Editor’s note: This is part one of a two-part series about service transformation from Patrice Eberline, vice president of global customer transformation at ServiceMax from GE Digital. It originally appeared on GE Digital’s site and is republished here with permission.
As service leaders, we love data. Most of us can’t get enough of it! Swimming in a large pool of numbers and data points however, is not the best way to fully understand the business in order to take it to the next level. We must look further into the data in order to see patterns, compare and contrast, understand trends, and gain true business insights. It’s only as we gather and use these insights that we can effectively accelerate service evolution and transformation.
So, what is a business insight? It is a combination of facts that brings meaning and furthers understanding, with the potential of benefiting the business.
As field leaders, we face a number of challenges. Many of them are tactical–resolving operational issues, refining process, and defining operating budgets. Other challenges, however, are a bit more strategic, with greater ramifications across the organization and the company. These challenges include things like how to best compete with a new entry in the market, or how to increase efficiencies in order to drive higher service margins. These challenges go beyond the tactical level and require that service leaders review and consume larger amounts of data and understand that data over time in order to pull the information that is relevant to them in order to positively impact the business.
And the hardest part of uncovering influential business insights? Jumping to conclusions and acting too quickly, without the complete picture understood.
Avoid Transformational Traps
There are three “transformational traps” that seem to arise repeatedly and limit our decision-making ability, and thus, our ability to truly evolve our service organizations.
- The first of these traps is relying on generic data, rather than data specific to your use case. For example, data may tell us that MTTR across your organization is X, and you might even have trending on that statistic showing that your performance is average in your industry. While that’s a step in the right direction, it doesn’t tell the whole story. Dig deeper. Look for specific data to further your understanding and thus augment your decision-making ability. How have your various teams trended in the past year? Is there a product line outlier to address? How are the newer employees faring and is your onboarding ramp (and therefore cost) going up or down? By uncovering this second layer of data, you may find opportunities you wouldn’t otherwise see.

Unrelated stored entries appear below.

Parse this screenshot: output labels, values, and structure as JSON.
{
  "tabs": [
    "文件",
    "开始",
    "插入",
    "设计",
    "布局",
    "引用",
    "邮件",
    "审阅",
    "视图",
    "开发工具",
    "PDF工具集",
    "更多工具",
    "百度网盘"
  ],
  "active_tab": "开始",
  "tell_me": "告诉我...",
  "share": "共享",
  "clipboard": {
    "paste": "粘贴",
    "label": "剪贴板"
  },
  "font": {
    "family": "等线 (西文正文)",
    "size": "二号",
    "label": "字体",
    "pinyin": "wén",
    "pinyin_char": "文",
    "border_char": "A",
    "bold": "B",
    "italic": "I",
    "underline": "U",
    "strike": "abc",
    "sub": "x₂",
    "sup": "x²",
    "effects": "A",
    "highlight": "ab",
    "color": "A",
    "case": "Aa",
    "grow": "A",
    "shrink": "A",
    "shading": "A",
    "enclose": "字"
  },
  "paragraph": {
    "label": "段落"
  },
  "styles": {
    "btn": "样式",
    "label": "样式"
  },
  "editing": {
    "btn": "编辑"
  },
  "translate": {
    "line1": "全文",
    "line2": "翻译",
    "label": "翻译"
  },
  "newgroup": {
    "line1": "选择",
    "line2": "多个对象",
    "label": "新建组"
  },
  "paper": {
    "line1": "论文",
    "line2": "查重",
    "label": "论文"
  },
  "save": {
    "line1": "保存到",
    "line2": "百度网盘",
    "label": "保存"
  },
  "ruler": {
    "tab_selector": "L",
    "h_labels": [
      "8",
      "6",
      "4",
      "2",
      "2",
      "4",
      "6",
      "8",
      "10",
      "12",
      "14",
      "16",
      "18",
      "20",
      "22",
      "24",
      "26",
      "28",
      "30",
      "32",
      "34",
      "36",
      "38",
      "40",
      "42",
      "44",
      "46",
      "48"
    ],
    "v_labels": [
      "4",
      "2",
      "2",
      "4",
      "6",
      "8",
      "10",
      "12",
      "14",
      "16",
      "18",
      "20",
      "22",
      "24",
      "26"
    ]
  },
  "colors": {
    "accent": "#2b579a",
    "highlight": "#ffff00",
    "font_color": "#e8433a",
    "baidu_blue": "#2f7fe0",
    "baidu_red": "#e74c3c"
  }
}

- The second transformational trap is using anecdotal information from leaders, supervisors, field operators, etc., as your sole data point. We’ve all done it. We rely on our field leadership to bring us information and an understanding of what’s going on within our organizations that we could not otherwise get in our roles. The issue comes about when you are using those perspectives as your only window into your organization. That is risky, as it relies on a single perspective- a perspective that is subject to external factors, biases, etc. Use those inputs, but make sure they are grounded and confirmed by additional data points.
- The third transformational trap is using backwards looking, historical data as your anchor. As we all know, creating spreadsheets is a manual, painful, and error prone process. Often it is so onerous that when the data finally is compiled, it is no longer timely and therefore no longer as relevant. For example, think about Black Friday in the retail industry. Retailers need to know store flow, shopper volumes, and staffing needs in real-time, not in a report detailing the last season. The same goes for service organizations. A busy operations leader needs to understand his or her service seasonality now, and not assume that last year’s data is reflective of this year’s trends and market conditions. Look to current state as a basis to make insightful business decisions.
Turn Traps into Insights
Turning those traps into insights is as simple as beginning with a question. Whatever you are facing, don’t be afraid to ask the questions “why,” and “how.” Remember, there are no stupid questions. Dig deeper; data without context is useless, and one piece of data shouldn’t be relied on in isolation.
Let’s take the age-old question ‘What is America’s favorite flavor of pie’ to illustrate. Generic data tells us it’s apple. Certainly many of us have had apple pie served at family gatherings, and mom always says it’s because it’s everyone’s favorite (hearsay), and if you looked, you would easily see that over the years apple pie sales are consistently large compared to other types of pie (historical data).
That said, let’s take a closer look and get some context. It’s interesting to note that pies used to be sold in a 30cm size. This was a wonderful size for families, and was literally the only size that consumers could purchase for many years. But then a funny thing happened. Stores started selling 11cm pies, or ‘personal pies.’ Well, this opened up a whole new world of choices! Families didn’t have to settle on one flavor of pie for the holiday meal anymore. They could enjoy multiple flavors! As someone born in the south, I can tell you that the favorite pie of most of my friends and family was pecan pie. Apple just happened to be the ‘safest choice’- the lowest common denominator if you like. Not many folks dislike apple, and so traditions were set.